La cerimonia dell’ayahuasca in ogni suo aspetto, dai canti dello sciamano, alle visioni, alla percezione di un altro con noi, si mescola vitalmente alle questioni dell’ecologia profonda, del riconoscimento di una dignità e di una storia psichica nella materia.

Mentre Chiara Baldini, folgorata sulla via del Boom Festival in Portogallo e da lì dedita allo studio dei rapporti fra antichi riti misterici e moderni festival psichedelici, descrive così in Tramonto al tempio la sua esperienza mistica:

La musica travolgente, migliaia di persone che ballavano all’unisono, i dragoni e i fiori come simboli che si sostituivano ai corporate logos che ero abituata a vedere nei concerti tradizionali dove si radunano migliaia di persone, il fatto che il tutto si svolgesse in mezzo al niente, nel Portogallo rurale: tutto contribuiva a creare un’esperienza che aveva una valenza più politica e radicale di qualsiasi altro evento o manifestazione a cui avessi mai partecipato. E soprattutto quell’incredibile senso di unione – di oneness – con la gente e la natura era talmente reale, palpabile e emozionante da lasciarmi stordita.

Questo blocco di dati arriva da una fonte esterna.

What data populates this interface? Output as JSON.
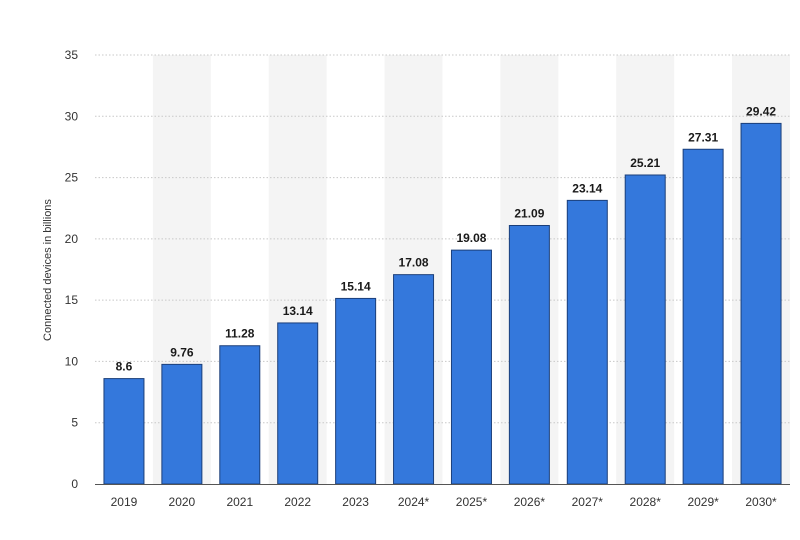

Affinché la scommessa sulla libertà dell’immaginazione venga vinta servono sincronia e buone intenzioni, oltre che vocabolario e letture comuni (Fantadroghe e pseudorealtà di Mazza Galanti e Pseudoglossario di Magini vanno in questa direzione, mentre Medicina per il mondo… o per i mercati? di Santoni evidenzia la necessità di una strategia). Serve includere una sensibilità ecologica e implicare la responsabilità politica nell’esperienza psichedelica; consolidare pratiche rituali di guarigione per rafforzare i legami e la fiducia nell’altro, minata alla base dalla logica individualista – l’idea per cui te la devi cavare da solo perché nessuno ti aiuterà, cavallo di battaglia della generazione post-sessantottina. Possono essere psychedelic party, piccoli ritrovi intimi attorno a un fuoco, invocazioni alla luna, rave e orge dionisiache nel bosco: gli alberi non ti volteranno le spalle, il sole sorgerà sempre. Superata la notte, avrai molto di più che semplici compagni. Avrai i fratelli e le sorelle di mille vite insieme con cui cominciare a costruire nuovi sistemi basati su empatia radicale, cooperazione e sostenibilità. E realtà psichedelica e realtà ordinaria finiranno per coincidere, se non stanno già coincidendo.